On May 10, 11:05 am, FredJeffries <fredjeffr...@gmail.com> wrote: > On May 10, 8:40 am, Transfer Principle <lwal...@lausd.net> wrote: > > This is a question apparently not answered in Katz, since he > > mainly focuses on subsets of N. It is a _real_ question about > > Katz, not a "pretend" question. > It's a very good question, and the best answer that I can come up > with is that he presents a pure existence argument. He shows that > his notion of Class Size must exist. In fact, if I understand, he > shows that infinitely many class size mappings exist. And that, it > seems to me, is the problem: how do you choose which one to use and > how do you know if Harold is using the same one?

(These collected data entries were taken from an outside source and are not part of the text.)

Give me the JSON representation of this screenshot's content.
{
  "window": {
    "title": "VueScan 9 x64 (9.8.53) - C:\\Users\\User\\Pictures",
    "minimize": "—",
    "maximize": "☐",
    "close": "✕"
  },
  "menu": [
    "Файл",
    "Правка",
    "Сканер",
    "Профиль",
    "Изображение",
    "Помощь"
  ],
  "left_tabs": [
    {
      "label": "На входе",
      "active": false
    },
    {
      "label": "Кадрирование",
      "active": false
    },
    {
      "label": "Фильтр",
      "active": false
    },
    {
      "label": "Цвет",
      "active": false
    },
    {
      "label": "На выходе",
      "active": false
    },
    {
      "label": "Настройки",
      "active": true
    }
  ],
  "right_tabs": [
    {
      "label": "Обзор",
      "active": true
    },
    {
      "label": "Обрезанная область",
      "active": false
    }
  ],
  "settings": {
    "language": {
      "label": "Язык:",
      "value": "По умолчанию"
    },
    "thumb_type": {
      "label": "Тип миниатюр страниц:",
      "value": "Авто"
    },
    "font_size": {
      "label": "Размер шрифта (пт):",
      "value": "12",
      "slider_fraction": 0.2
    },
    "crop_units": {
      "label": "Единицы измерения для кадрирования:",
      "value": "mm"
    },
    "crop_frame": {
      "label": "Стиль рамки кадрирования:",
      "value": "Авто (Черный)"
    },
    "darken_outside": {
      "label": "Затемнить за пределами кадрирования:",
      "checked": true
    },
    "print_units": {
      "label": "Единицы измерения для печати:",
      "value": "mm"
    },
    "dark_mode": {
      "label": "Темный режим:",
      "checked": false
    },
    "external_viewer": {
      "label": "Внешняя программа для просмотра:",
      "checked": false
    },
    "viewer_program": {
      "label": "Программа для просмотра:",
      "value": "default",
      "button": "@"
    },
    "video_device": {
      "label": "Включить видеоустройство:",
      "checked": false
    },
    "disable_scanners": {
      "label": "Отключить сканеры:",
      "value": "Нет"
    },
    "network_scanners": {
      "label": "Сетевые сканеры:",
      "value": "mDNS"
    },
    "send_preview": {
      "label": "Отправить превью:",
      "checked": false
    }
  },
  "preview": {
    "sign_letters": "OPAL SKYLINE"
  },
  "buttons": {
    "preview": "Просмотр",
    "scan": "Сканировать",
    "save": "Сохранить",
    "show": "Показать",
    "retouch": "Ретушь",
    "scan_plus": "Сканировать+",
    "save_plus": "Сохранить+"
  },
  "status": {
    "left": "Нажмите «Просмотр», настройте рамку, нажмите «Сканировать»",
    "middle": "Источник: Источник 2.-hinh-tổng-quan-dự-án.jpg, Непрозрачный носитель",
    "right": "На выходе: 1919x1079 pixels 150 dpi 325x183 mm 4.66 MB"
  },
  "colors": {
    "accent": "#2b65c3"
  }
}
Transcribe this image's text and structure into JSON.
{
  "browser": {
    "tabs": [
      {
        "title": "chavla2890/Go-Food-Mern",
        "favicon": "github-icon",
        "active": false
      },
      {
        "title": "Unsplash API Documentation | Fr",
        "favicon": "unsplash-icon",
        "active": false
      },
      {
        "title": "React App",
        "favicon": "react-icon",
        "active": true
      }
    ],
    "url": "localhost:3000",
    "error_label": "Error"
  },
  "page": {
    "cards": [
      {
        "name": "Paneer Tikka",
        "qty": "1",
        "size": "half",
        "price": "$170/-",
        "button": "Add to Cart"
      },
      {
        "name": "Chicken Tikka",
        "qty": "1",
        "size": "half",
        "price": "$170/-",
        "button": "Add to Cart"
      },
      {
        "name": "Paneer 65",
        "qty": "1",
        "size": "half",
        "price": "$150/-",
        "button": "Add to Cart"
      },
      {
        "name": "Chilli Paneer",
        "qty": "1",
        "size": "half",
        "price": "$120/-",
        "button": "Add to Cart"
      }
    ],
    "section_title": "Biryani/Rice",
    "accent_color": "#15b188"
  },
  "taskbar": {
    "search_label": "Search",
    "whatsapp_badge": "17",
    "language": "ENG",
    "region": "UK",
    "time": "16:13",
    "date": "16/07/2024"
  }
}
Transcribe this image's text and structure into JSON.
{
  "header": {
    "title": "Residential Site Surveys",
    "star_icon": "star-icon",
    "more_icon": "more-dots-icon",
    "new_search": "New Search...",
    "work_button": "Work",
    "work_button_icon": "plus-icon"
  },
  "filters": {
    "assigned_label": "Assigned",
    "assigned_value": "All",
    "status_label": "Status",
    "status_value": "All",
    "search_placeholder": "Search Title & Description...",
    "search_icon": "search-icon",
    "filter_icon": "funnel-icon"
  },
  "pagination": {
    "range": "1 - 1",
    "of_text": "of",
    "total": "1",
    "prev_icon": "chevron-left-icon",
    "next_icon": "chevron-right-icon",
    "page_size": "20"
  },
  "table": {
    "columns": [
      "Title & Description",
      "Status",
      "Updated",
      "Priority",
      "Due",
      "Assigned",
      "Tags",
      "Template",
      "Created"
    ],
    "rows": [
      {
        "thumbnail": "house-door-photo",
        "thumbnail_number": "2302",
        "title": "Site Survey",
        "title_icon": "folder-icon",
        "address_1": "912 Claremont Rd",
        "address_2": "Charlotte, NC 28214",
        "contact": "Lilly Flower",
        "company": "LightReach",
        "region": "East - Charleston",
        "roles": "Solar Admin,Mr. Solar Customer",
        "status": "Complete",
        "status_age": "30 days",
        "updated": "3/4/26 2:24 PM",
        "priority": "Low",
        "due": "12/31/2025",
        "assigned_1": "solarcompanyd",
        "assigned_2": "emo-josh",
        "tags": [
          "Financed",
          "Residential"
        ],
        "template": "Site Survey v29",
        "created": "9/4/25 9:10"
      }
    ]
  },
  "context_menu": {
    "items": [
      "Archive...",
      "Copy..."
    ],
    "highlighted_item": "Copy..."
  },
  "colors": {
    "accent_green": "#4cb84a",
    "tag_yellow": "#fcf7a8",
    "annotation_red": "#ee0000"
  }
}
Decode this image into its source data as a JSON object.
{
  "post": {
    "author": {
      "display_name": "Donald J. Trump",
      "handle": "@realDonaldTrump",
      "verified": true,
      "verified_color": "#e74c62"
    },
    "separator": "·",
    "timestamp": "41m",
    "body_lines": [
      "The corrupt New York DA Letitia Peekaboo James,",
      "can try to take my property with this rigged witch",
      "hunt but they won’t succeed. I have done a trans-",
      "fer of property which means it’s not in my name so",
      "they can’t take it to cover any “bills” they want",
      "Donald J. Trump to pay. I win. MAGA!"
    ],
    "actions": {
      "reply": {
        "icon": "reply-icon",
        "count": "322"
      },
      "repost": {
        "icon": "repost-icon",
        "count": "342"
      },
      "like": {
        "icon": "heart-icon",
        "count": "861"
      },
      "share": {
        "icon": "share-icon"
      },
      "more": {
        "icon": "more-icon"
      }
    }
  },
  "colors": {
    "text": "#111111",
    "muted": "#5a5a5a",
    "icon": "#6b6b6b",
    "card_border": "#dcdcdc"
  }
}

Of course, here's where a cardinality supporter is likely to argue that cardinality is inferior to standard size as follows: we can only prove that the sizes of the three sets must _exist_, but with cardinality, we _prove_ all three sets to have the same cardinality, aleph_0 to be precise.
But in that case, what is the cardinality of the set R of reals? Is it aleph_1? aleph_2? aleph_3? In ZFC, we prove that the cardinality of R _exists_ and equals some aleph, but ZFC itself doesn't tell us which aleph it is. So standard cardinality is hardly free of mere existence results as well.